THE BLOG

Overcome Fear of Flying and Go Have an Adventure

02/05/2015 04:28 pm ET | Updated Apr 07, 2015

2015-02-04-fearofflyingJodiAman.jpg

Missing planes, crashes, dysfunctional equipment, oh my!

The fear of flying is a pretty common fear, but to me, it was my dirty little secret. I looked at all of my anxiety that way, finding it humiliating to be afraid.  

Well, I found out that I wasn't a wimp. And if you are scared of something, I don't think you are a wimp either. I just had to break a habit and I can show you how.

This is what happened.

When I was afraid, I thought about being in a plane crash a lot.  A lot, a lot. Every time I heard a plane fly over, the video ran in my mind of myself sitting in an airplane after having just found out we were going to crash.

I had planned a trip from New York to Australia, and for the seven months leading up to the trip, these videos played in my mind.

There I am, in crash position (because after all, I am a rule follower) with all awareness that I was falling helplessly to my demise. And I am. Totally. Freaking. Out. Desperately, frantically wishing I was anywhere, anywhere else but here.

Does this happen to you?

The second common scenario that played back on my internal DVR was crashing and surviving -- albeit for only a few agonizing days -- on a deserted island, injured, with decomposing corpses and more dying people all around me. I feared the time I spent knowing my end was imminent and the fact that there wasn't anything I could do about it. I feared having nothing to comfort me through the suffering, when I was out of my mind in panic.

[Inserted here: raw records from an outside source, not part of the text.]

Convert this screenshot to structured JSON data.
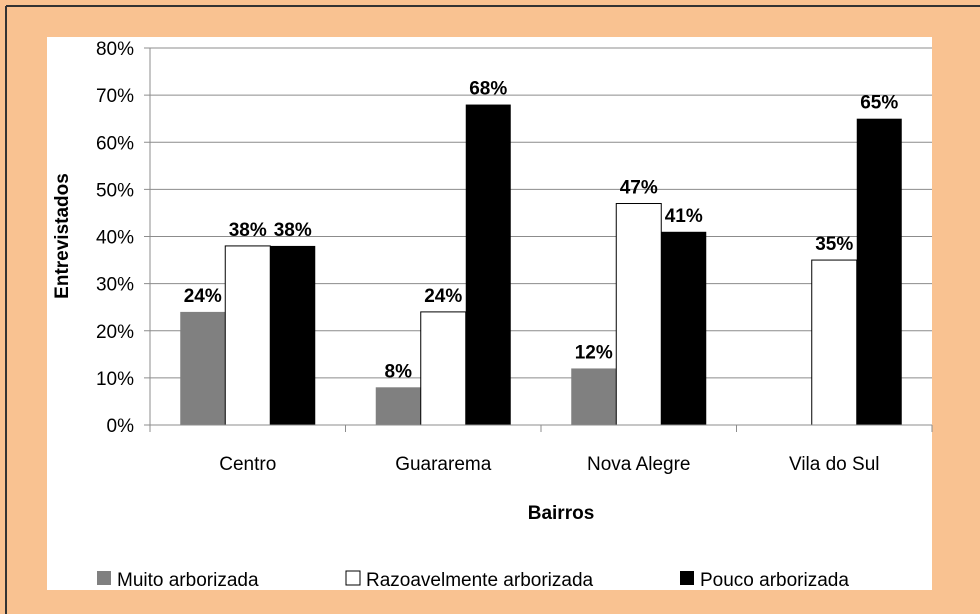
{
  "chart_data": {
    "type": "bar",
    "categories": [
      "Centro",
      "Guararema",
      "Nova Alegre",
      "Vila do Sul"
    ],
    "series": [
      {
        "name": "Muito arborizada",
        "color": "#808080",
        "values": [
          24,
          8,
          12,
          null
        ],
        "value_labels": [
          "24%",
          "8%",
          "12%",
          null
        ]
      },
      {
        "name": "Razoavelmente arborizada",
        "color": "#ffffff",
        "values": [
          38,
          24,
          47,
          35
        ],
        "value_labels": [
          "38%",
          "24%",
          "47%",
          "35%"
        ]
      },
      {
        "name": "Pouco arborizada",
        "color": "#000000",
        "values": [
          38,
          68,
          41,
          65
        ],
        "value_labels": [
          "38%",
          "68%",
          "41%",
          "65%"
        ]
      }
    ],
    "ylim": [
      0,
      80
    ],
    "yticks": [
      {
        "value": 0,
        "label": "0%"
      },
      {
        "value": 10,
        "label": "10%"
      },
      {
        "value": 20,
        "label": "20%"
      },
      {
        "value": 30,
        "label": "30%"
      },
      {
        "value": 40,
        "label": "40%"
      },
      {
        "value": 50,
        "label": "50%"
      },
      {
        "value": 60,
        "label": "60%"
      },
      {
        "value": 70,
        "label": "70%"
      },
      {
        "value": 80,
        "label": "80%"
      }
    ],
    "xlabel": "Bairros",
    "ylabel": "Entrevistados",
    "grid": true,
    "legend": "bottom"
  }
}
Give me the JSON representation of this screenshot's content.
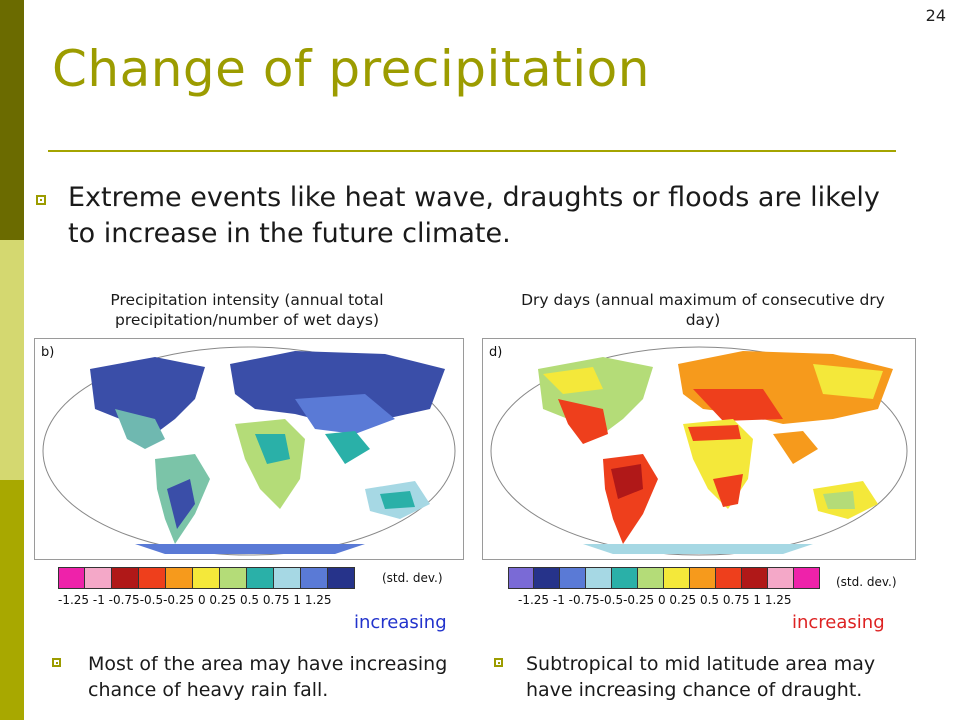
{
  "slide": {
    "page_number": "24",
    "title": "Change of precipitation",
    "main_bullet": "Extreme events like heat wave, draughts or floods are likely to increase in the future climate."
  },
  "left_panel": {
    "caption": "Precipitation intensity (annual total precipitation/number of wet days)",
    "map_label": "b)",
    "colorbar_colors": [
      "#ee22aa",
      "#f4a8c8",
      "#b01818",
      "#ee3f1c",
      "#f69a1c",
      "#f4e83a",
      "#b4dc78",
      "#2ab0a8",
      "#a6d8e4",
      "#5a7ad6",
      "#26338a"
    ],
    "tick_labels": "-1.25  -1  -0.75-0.5-0.25  0  0.25 0.5 0.75  1  1.25",
    "units": "(std. dev.)",
    "direction_label": "increasing",
    "direction_color": "#2233cc",
    "note": "Most of the area may have increasing chance of heavy rain fall."
  },
  "right_panel": {
    "caption": "Dry days (annual maximum of consecutive dry day)",
    "map_label": "d)",
    "colorbar_colors": [
      "#7a6ad6",
      "#26338a",
      "#5a7ad6",
      "#a6d8e4",
      "#2ab0a8",
      "#b4dc78",
      "#f4e83a",
      "#f69a1c",
      "#ee3f1c",
      "#b01818",
      "#f4a8c8",
      "#ee22aa"
    ],
    "tick_labels": "-1.25  -1  -0.75-0.5-0.25  0  0.25 0.5 0.75  1  1.25",
    "units": "(std. dev.)",
    "direction_label": "increasing",
    "direction_color": "#dd2222",
    "note": "Subtropical to mid latitude area may have increasing chance of draught."
  },
  "colors": {
    "title": "#9c9c00",
    "sidebar_dark": "#6b6b00",
    "sidebar_light": "#d4d870",
    "sidebar_mid": "#a8a800"
  }
}
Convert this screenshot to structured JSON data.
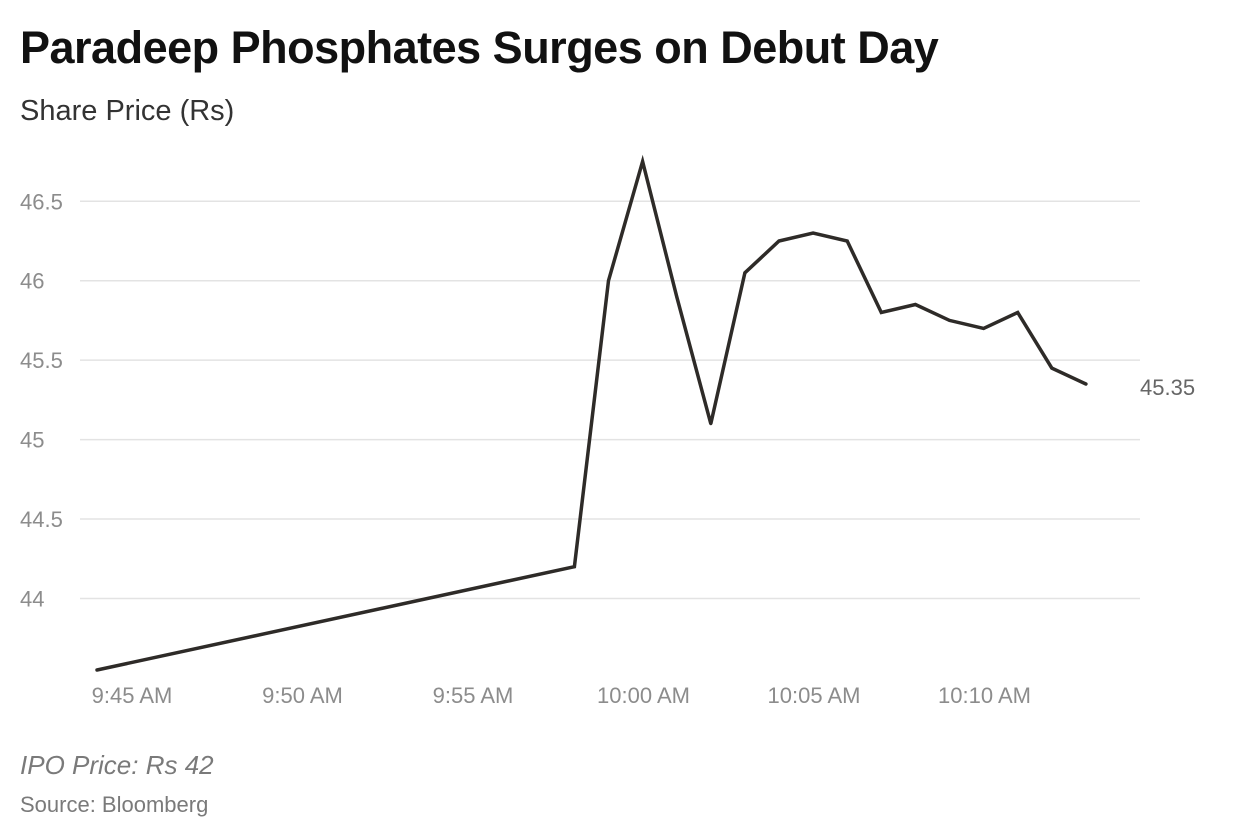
{
  "header": {
    "title": "Paradeep Phosphates Surges on Debut Day",
    "subtitle": "Share Price (Rs)"
  },
  "footer": {
    "note": "IPO Price: Rs 42",
    "source": "Source: Bloomberg"
  },
  "colors": {
    "line": "#2e2b28",
    "grid": "#e3e3e3",
    "tick_text": "#8c8c8c",
    "end_label": "#666666"
  },
  "chart_data": {
    "type": "line",
    "title": "Paradeep Phosphates Surges on Debut Day",
    "ylabel": "Share Price (Rs)",
    "xlabel": "",
    "x_ticks": [
      "9:45 AM",
      "9:50 AM",
      "9:55 AM",
      "10:00 AM",
      "10:05 AM",
      "10:10 AM"
    ],
    "y_ticks": [
      "44",
      "44.5",
      "45",
      "45.5",
      "46",
      "46.5"
    ],
    "ylim": [
      43.55,
      46.75
    ],
    "xlim": [
      "9:45 AM",
      "10:15 AM"
    ],
    "grid": true,
    "legend": "none",
    "end_label": "45.35",
    "series": [
      {
        "values": [
          {
            "x": "9:45 AM",
            "y": 43.55
          },
          {
            "x": "9:59 AM",
            "y": 44.2
          },
          {
            "x": "10:00 AM",
            "y": 46.0
          },
          {
            "x": "10:01 AM",
            "y": 46.75
          },
          {
            "x": "10:02 AM",
            "y": 45.9
          },
          {
            "x": "10:03 AM",
            "y": 45.1
          },
          {
            "x": "10:04 AM",
            "y": 46.05
          },
          {
            "x": "10:05 AM",
            "y": 46.25
          },
          {
            "x": "10:06 AM",
            "y": 46.3
          },
          {
            "x": "10:07 AM",
            "y": 46.25
          },
          {
            "x": "10:08 AM",
            "y": 45.8
          },
          {
            "x": "10:09 AM",
            "y": 45.85
          },
          {
            "x": "10:10 AM",
            "y": 45.75
          },
          {
            "x": "10:11 AM",
            "y": 45.7
          },
          {
            "x": "10:12 AM",
            "y": 45.8
          },
          {
            "x": "10:13 AM",
            "y": 45.45
          },
          {
            "x": "10:14 AM",
            "y": 45.35
          }
        ]
      }
    ]
  }
}
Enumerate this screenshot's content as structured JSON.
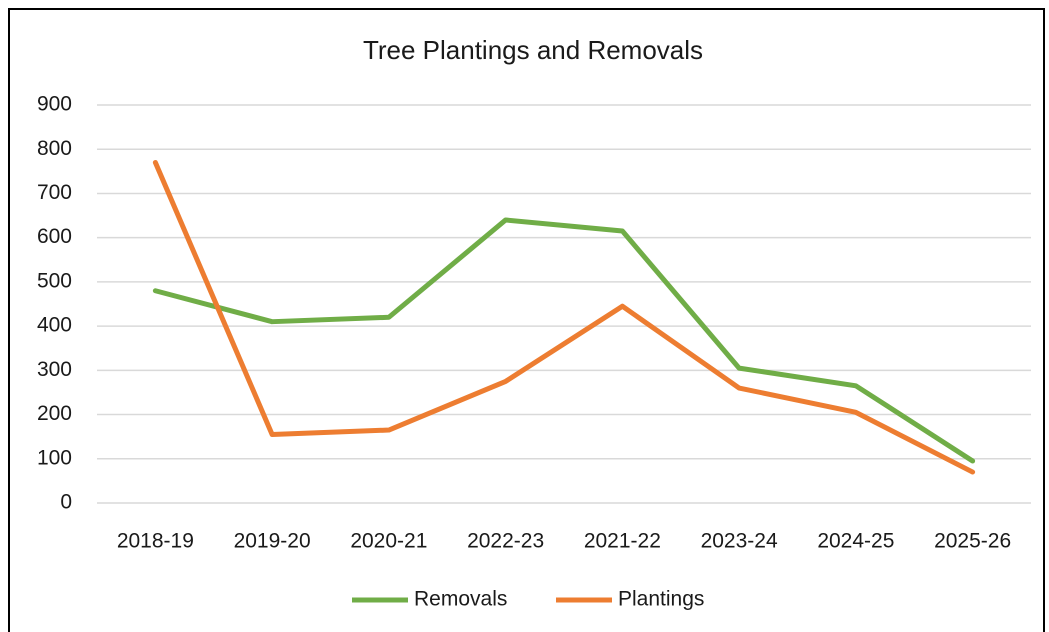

Daily. For seven months. When I was still on the ground.

Shakespeare says it best:

"A coward dies a thousand times before his death, but the valiant taste of death but once."

I was virtually dying over and over. Even though I was literally safe, I had to do something to overcome this.

Here's how I did it and so can you:

1. Find Where I Had Control

"Out of Control" is a matter of perspective, so I changed that perspective.

I thought being out of control was a truth. See, it was so obvious that being about to crash as a passenger would mean I was out of control that I didn't question it. But what if this was just a perspective?

I started thinking of what I could control in that situation. No matter was happening, I decided, I could control my actions. And, I could make those actions  beautiful.

I could turn to the person next to me and comfort them, hold them, and express my love and appreciation. I could pray. I could surrender.

This gave me back the power. I had something to do instead of being helpless. Helplessness feeds fear. Action makes you feel in control.  

2. See From a Big Picture View.

Geneen Roth, author of Women, Food and God writes, "If you take anything to the end, you'll find God." So in my recovery from anxiety, I needed to take these "fantasies" to the end to see what was there besides the story of fear and suffering.

Ugh! Falling out of the sky, death and decay were not a pretty places to go. How would I find the light there? Where was God in a plane crash?

I invited myself to view these crash scenes from "above the battleground." From this audience position, I was away from the overwhelming chaos of the scenario and I could see it symbolically. Being a person who believes that things happen for a reason and that what matters most is how we respond, this distance helped immensely.

From there, I wondered what might be the point of surviving a crash, injured and dying, watching death and decay around me until I succumbed to death myself. If I saw this experience as merely a step on my spiritual path, then the point of living through this atrocity would be some learning I would extract from the experience. I figured the lesson would be realized in the actions that I took. Some evolvement of my soul could occur as I responded consciously to the situation.

I imagined the choices I could make and the actions I could take in those few days post-crash. I didn't have to just lie there and take it. There were contributions I could make to my fellow survivors such as comforting them, attending their injuries and sharing food. This line of thinking changed my focus to what I could affect rather than what I couldn't. Originally, the fear made me feel completely out of control, but realizing I could respond pacified my panic.

Despite what happens to us, we always have the capacity to respond.

3. Create New Videos.

Those pesky images in my head had made me feel worse for months. It was time to take my power back, so I made new videos.

This is the most important action I took.

Several times a day, I set aside time to picture myself in the plane, feeling calm, safe, and laughing. I saw myself having fun on the plane, rather than the image of me panicking. Within a week of practicing this, my fear was completely gone.

I got on the plane to Australia (four flights taking 30 hours to get there), felt well, and ended up laughing at some movies shown inflight! I had created that reality by imagining it.

We can create situations of fear or pleasure by our thoughts, feelings and expectations. Why choose fear?

I have flown hundreds of times since. No problem.

Now it is time for you to have an adventure. Where would you go if you weren't afraid to fly?